Guatemala strongman trial hears litany of horrors

GUATEMALA CITY (AP) - Witnesses recounted a litany of horrors on Thursday in the trial of former US-backed military strongman Efrain Rios Montt, and one soldier even accused Guatemala's current president of ordering civil war atrocities decades ago as an army major.

Mr Hugo Bernal, a soldier who was a mechanic in an engineering brigade in the area where atrocities were carried out, told the court that Mr Otto Perez Molina, now president, ordered soldiers to burn and pillage during Guatemala's dirty war with leftist guerrillas in the 1980s.

"The soldiers, on orders from Major 'Tito Arias,' better known as Otto Perez Molina ... coordinated the burning and looting, in order to later execute people," Mr Bernal told the court.
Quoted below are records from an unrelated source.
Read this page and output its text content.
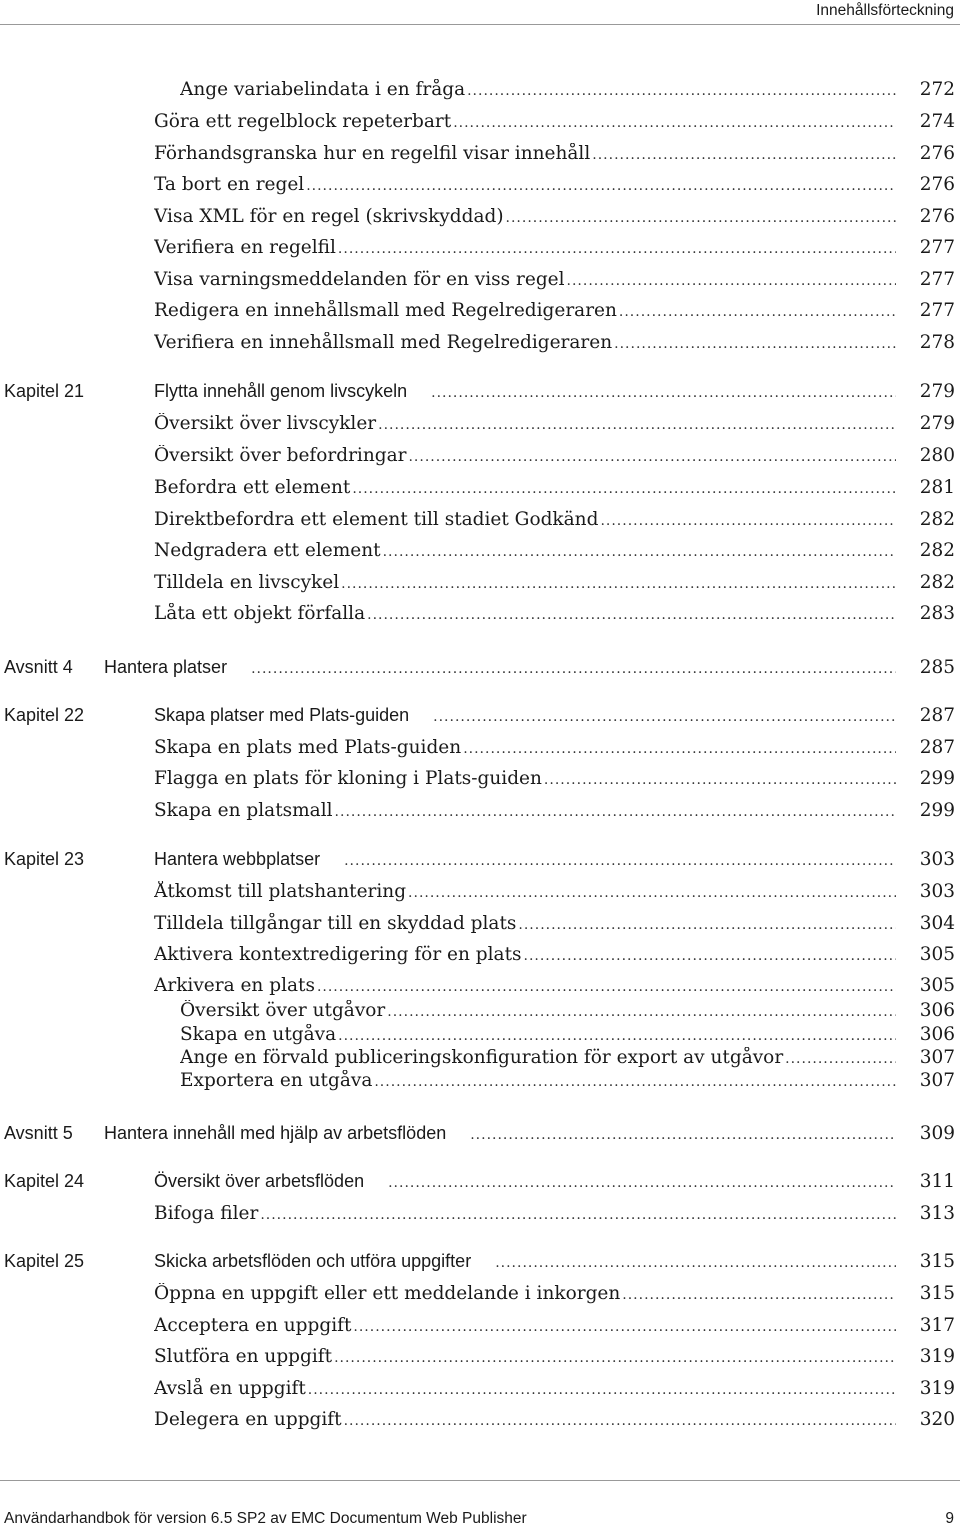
Innehållsförteckning
Ange variabelindata i en fråga .....	272
Göra ett regelblock repeterbart .....	274
Förhandsgranska hur en regelfil visar innehåll .....	276
Ta bort en regel .....	276
Visa XML för en regel (skrivskyddad) .....	276
Verifiera en regelfil .....	277
Visa varningsmeddelanden för en viss regel .....	277
Redigera en innehållsmall med Regelredigeraren .....	277
Verifiera en innehållsmall med Regelredigeraren .....	278
Kapitel 21	Flytta innehåll genom livscykeln .....	279
Översikt över livscykler .....	279
Översikt över befordringar .....	280
Befordra ett element .....	281
Direktbefordra ett element till stadiet Godkänd .....	282
Nedgradera ett element .....	282
Tilldela en livscykel .....	282
Låta ett objekt förfalla .....	283
Avsnitt 4 Hantera platser .....	285
Kapitel 22	Skapa platser med Plats-guiden .....	287
Skapa en plats med Plats-guiden .....	287
Flagga en plats för kloning i Plats-guiden .....	299
Skapa en platsmall .....	299
Kapitel 23	Hantera webbplatser .....	303
Åtkomst till platshantering .....	303
Tilldela tillgångar till en skyddad plats .....	304
Aktivera kontextredigering för en plats .....	305
Arkivera en plats .....	305
Översikt över utgåvor .....	306
Skapa en utgåva .....	306
Ange en förvald publiceringskonfiguration för export av utgåvor .....	307
Exportera en utgåva .....	307
Avsnitt 5 Hantera innehåll med hjälp av arbetsflöden .....	309
Kapitel 24	Översikt över arbetsflöden .....	311
Bifoga filer .....	313
Kapitel 25	Skicka arbetsflöden och utföra uppgifter .....	315
Öppna en uppgift eller ett meddelande i inkorgen .....	315
Acceptera en uppgift .....	317
Slutföra en uppgift .....	319
Avslå en uppgift .....	319
Delegera en uppgift .....	320
Användarhandbok för version 6.5 SP2 av EMC Documentum Web Publisher	9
Mr Perez was elected president and assumed office on Jan 14, 2012.

In line with the gruesome testimony that has marked the trial of Rios Montt on charges of genocide and crimes against humanity, Mr Bernal told of what happened in one massacre in the early 1980s.

"The people who were to be executed arrived at the camp beaten, tortured, their tongues cut out, their fingernails pulled out," Mr Bernal said.

Rios Montt is on trial along with his former head of intelligence in connection with the deaths of 1,771 Mayan Indians during the military dictatorship he led from March 23, 1982 to Aug 8, 1983, during which he led a US-backed counterinsurgency against leftist guerrillas.

The former dictator has remained almost completely silent during the years of proceedings against him, but his lawyers have said there is no clear evidence of his responsibility for the crimes committed by Guatemalan troops.

On Thursday, the court also heard testimony from the victims of massacres. Some told the judges about the shelling of villages, beheadings and body parts kicked around like soccer balls.

"I saw them kill an old woman and officers cut off her head," said Mr Julio Velasco Raymundo, 40, who witnessed one massacre as a child. "Those officers played with the old woman's head like it was a soccer ball."

He said he saw soldiers dig trenches with earth-movers, then send children to collect trash, which the troops threw onto the bodies, soaked in gasoline and set afire.

He also told the court he saw the Guatemalan army shelling villages full of civilians.

Mr Velasco said his life was saved by a soldier who carried him away from a massacre even though a higher-ranking officer wanted to kill him.

"I remember a specialist (soldier), a man who, in spite of the war and all the things they did, there were good people," Mr Velasco recalled.

"One day the specialist put me in a tractor tire and rolled me away, and that saved my life."

A forensic expert, Mario David Garcia, said the bodies of pregnant women were found among the victims of massacres who were disinterred years later.